The growers hold licenses and associated rights to cultivate grapes on land owned by another company, Align Funds Management Limited (previously Orchard Investments Management Limited) in its capacity as the RE of the Timbercorp Orchard Trust (“TOT RE”). TOT RE is in receivership. The receivers and managers have contracted to sell the land and water rights owned by TOT RE that the growers presently utilize, unencumbered by the growers’ rights in relation to those assets. Thus the growers’ rights in relation to those assets must be extinguished if the sales are to be completed. The liquidators seek directions pursuant to s 511 of the Act that they would be justified in terminating or surrendering the growers’ licences and in extinguishing all of the rights of the growers in respect of the assets which the receivers and manager have contracted to sell.

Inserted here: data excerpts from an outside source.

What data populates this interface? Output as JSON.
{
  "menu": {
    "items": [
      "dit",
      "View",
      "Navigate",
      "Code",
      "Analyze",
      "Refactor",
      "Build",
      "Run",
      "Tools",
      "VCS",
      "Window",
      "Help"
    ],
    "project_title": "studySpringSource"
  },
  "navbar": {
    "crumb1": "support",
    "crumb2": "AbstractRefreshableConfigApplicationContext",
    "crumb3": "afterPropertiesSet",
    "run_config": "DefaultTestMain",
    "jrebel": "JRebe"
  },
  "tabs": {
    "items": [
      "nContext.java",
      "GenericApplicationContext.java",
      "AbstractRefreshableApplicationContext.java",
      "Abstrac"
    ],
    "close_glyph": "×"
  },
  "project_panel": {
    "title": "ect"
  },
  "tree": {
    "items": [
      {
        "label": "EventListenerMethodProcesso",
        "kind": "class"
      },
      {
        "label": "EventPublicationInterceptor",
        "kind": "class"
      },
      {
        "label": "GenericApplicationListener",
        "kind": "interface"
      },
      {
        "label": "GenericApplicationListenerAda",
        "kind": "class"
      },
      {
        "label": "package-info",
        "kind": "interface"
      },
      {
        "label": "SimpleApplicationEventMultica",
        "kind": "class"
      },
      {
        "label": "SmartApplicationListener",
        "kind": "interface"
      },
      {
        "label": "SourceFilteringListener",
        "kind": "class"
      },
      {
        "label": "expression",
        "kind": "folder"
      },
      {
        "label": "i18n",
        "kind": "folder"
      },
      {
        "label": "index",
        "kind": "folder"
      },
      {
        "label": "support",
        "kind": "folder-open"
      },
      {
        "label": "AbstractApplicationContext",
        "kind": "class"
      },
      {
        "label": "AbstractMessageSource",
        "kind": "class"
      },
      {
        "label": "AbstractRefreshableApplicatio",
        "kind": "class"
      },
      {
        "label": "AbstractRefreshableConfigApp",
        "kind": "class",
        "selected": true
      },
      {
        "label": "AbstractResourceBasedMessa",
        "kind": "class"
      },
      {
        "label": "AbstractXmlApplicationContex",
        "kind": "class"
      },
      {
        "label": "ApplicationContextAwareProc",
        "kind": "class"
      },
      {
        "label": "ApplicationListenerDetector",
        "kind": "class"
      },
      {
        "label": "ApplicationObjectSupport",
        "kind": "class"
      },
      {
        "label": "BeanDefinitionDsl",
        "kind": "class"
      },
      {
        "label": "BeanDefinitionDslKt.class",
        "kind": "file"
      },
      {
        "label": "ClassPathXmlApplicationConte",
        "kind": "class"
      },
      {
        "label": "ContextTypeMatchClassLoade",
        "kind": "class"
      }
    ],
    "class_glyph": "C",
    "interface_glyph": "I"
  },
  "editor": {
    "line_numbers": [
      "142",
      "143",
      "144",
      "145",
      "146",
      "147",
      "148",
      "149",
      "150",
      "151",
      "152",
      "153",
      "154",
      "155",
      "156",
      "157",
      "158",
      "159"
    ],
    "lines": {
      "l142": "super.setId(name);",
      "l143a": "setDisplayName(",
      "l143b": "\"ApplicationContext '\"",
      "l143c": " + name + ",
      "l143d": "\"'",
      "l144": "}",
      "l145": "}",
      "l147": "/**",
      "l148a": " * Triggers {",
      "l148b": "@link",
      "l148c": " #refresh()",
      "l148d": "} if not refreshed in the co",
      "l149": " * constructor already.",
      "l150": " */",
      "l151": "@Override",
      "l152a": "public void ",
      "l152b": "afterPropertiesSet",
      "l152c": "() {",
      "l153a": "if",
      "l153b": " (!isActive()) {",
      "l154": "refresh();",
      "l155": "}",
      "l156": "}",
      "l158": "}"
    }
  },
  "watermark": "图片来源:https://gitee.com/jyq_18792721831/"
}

The role of the Court on this application is not to venture into the commercial arena and to substitute its own commercial judgment for that of the liquidators. Indeed the Court should generally defer to a liquidator’s commercial judgment.[1] The Court’s function is supervisory, that is to say to consider whether there may be some legal impediment to what is proposed or whether there may be some impropriety or other good reason which may indicate that the liquidators may be acting inappropriately or unreasonably in effecting the extinguishment of the rights of the growers in relation to the assets that are to be sold on an unencumbered basis.[2] The Court has already given similar directions to the liquidators in earlier applications by the liquidators in the course of winding up other managed investment schemes of which TSL is the RE.[3] The earlier decisions provide considerable guidance for the disposition of this application and I am satisfied that the directions sought in this application should also be made.
[1]Re Ansett Australia Limited v Mentha (2001) 39 ACSR 355, 371 (Goldberg J).

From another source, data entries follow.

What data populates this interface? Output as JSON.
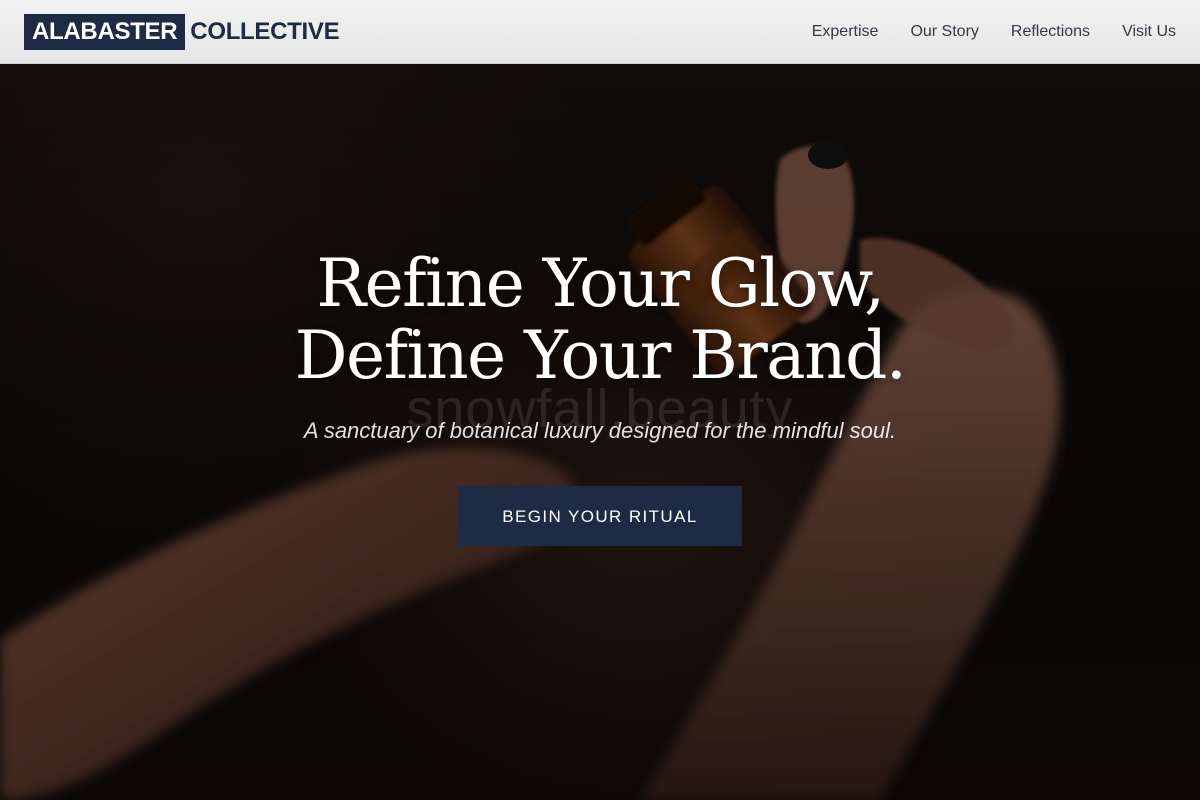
{
  "brand": {
    "logo_highlight": "ALABASTER",
    "logo_rest": "COLLECTIVE",
    "accent_color": "#1f2a44"
  },
  "nav": {
    "items": [
      {
        "label": "Expertise"
      },
      {
        "label": "Our Story"
      },
      {
        "label": "Reflections"
      },
      {
        "label": "Visit Us"
      }
    ]
  },
  "hero": {
    "headline_line1": "Refine Your Glow,",
    "headline_line2": "Define Your Brand.",
    "watermark": "snowfall.beauty",
    "tagline": "A sanctuary of botanical luxury designed for the mindful soul.",
    "cta_label": "BEGIN YOUR RITUAL"
  }
}
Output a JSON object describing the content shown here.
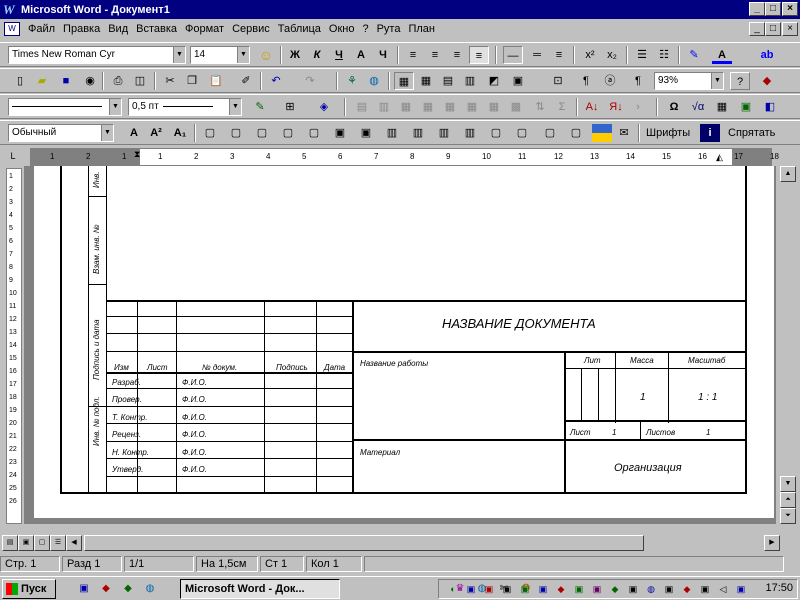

[2]Re Ansett Australia Limited v Korda (2002) 40 ACSR 433; Re Spedley Securities Ltd (In Liq) (1992) 9 ACSR 83, 85-6 (Giles J); Corporate Affairs Commission v ASC Timber Pty Ltd (1998) 29 ACSR 109, 118 (Austin J).
[3]Re Timbercorp Securities Limited (In Liquidation) (No. 3) (2009) VSC 510; 74 ACSR 626 (Robson J); In the Matter of Timbercorp Securities Limited (In Liquidation) & Ors (2009) VSC 597 (Pagone J); Re Timbercorp Securities Limited (No. 4) (2009) VSC 530 (Croft J); Re Timbercorp Securities Limited (In Liquidation) (2009) VSC 590 (Davies J); Re Timbercorp Securities Limited (In Liquidation) (2010) VSC 50; 77 ACSR 291 (Davies J).

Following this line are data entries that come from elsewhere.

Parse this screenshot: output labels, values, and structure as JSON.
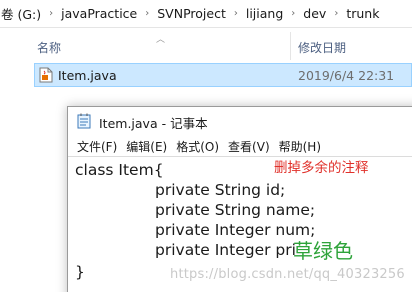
{
  "explorer": {
    "breadcrumbs": [
      "卷 (G:)",
      "javaPractice",
      "SVNProject",
      "lijiang",
      "dev",
      "trunk"
    ],
    "breadcrumb_separator": "›",
    "columns": {
      "name": "名称",
      "date_modified": "修改日期"
    },
    "files": [
      {
        "name": "Item.java",
        "date_modified": "2019/6/4 22:31",
        "icon": "java-file-icon",
        "selected": true
      }
    ]
  },
  "notepad": {
    "title": "Item.java - 记事本",
    "menus": [
      "文件(F)",
      "编辑(E)",
      "格式(O)",
      "查看(V)",
      "帮助(H)"
    ],
    "content_lines": [
      "class Item{",
      "private String id;",
      "private String name;",
      "private Integer num;",
      "private Integer pri",
      "}"
    ],
    "annotations": {
      "red_note": "删掉多余的注释",
      "red_color": "#e0302a",
      "green_note": "草绿色",
      "green_color": "#2ea33a"
    },
    "watermark": "https://blog.csdn.net/qq_40323256"
  },
  "colors": {
    "selection_bg": "#cce8ff",
    "selection_border": "#99d1ff",
    "header_text": "#4d6082"
  }
}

First, the orders and directions are sought on the basis that the proceeds of sale will be held by the liquidators in trust pending the Court’s determination of which person or persons have the right to all or any part of the net sale proceeds[4] and that the rights of the secured creditor and the growers to make a claim on the proceeds will not be prejudiced.
[4]Re Timbercorp Securities Limited (2009) VSC 510; 74 ACSR 626.
Next, I am satisfied that the Constitutions of the Table Grape Projects confer valid and effective powers on the liquidators to terminate or surrender the growers’ licences. This power was inserted into both Constitutions by the liquidators exercising the amendment power under s 601GC(1)(b) of the Act, which provides that:
The constitution of a registered scheme may be modified, or repealed and replaced with a new constitution:
(b)by the responsible entity if the responsible entity reasonably considers the change will not adversely affect members’ rights.
In Re Timbercorp Securities Limited[5] I addressed the requirements for the valid exercise of power under s 601GC(1)(b). The section requires the responsible entity to consider and form the opinion that there would be no “adverse” affect on the “rights” that members held before the amendment with the “rights” that they would hold after the amendment. This requires a comparison of members’ rights before and after the proposed amendment. The section also requires that the opinion formed by the responsible entity be an opinion that the responsible entity “reasonably” holds.[6] I am satisfied that each of those requirements has been met. The evidence before the Court was that the liquidators gave due consideration to the affect on “members’ rights” of the proposed constitutional amendment before they made it. In this instance, the amendments were made after the liquidators became aware that the land and water rights had been put up for sale, in the circumstance where TSL has no funds to continue to manage the Table Grape Projects and is hopelessly insolvent and unable to continue its task as RE because of its insolvency. The evidence also was that the liquidators followed the same process that they applied in determining to amend the constitutions of the forestry schemes, the almond schemes and the olive schemes where TSL was the RE, as part of the informal winding up of those schemes. Had the liquidators instead sought to have the projects wound up by direction of the Court[7] or sought to take steps to wind up the scheme in accordance with s 601NC of the Act, the licence agreements would have been terminated by operation of clause 4.1(b)(iv) of the growers’ licences.
[5]77 ACSR 291.
[6]77 ACSR 291, 294 [7].
[7]Corporations Act 2001 (Cth) s 601ND.
Next, the receivers and managers have confirmed with the liquidators that they have complied with their obligations under s 420A of the Act and the evidence from the receivers and managers bears out that they have undertaken a robust and thorough sale process calculated to maximise the value of the land and water rights. The receivers and managers have explained that process and the basis for their view that the proposed sales will realise the maximum value for the land and the water rights.
Next, the receivers and managers support the proposed orders and directions that are sought and there has been no opposition by or on behalf of any of the growers. The Australian Securities and Investment Commission was also given notification of the application and advised that it neither consented to nor opposed the orders and directions sought.
Consequently I will make the orders and directions sought.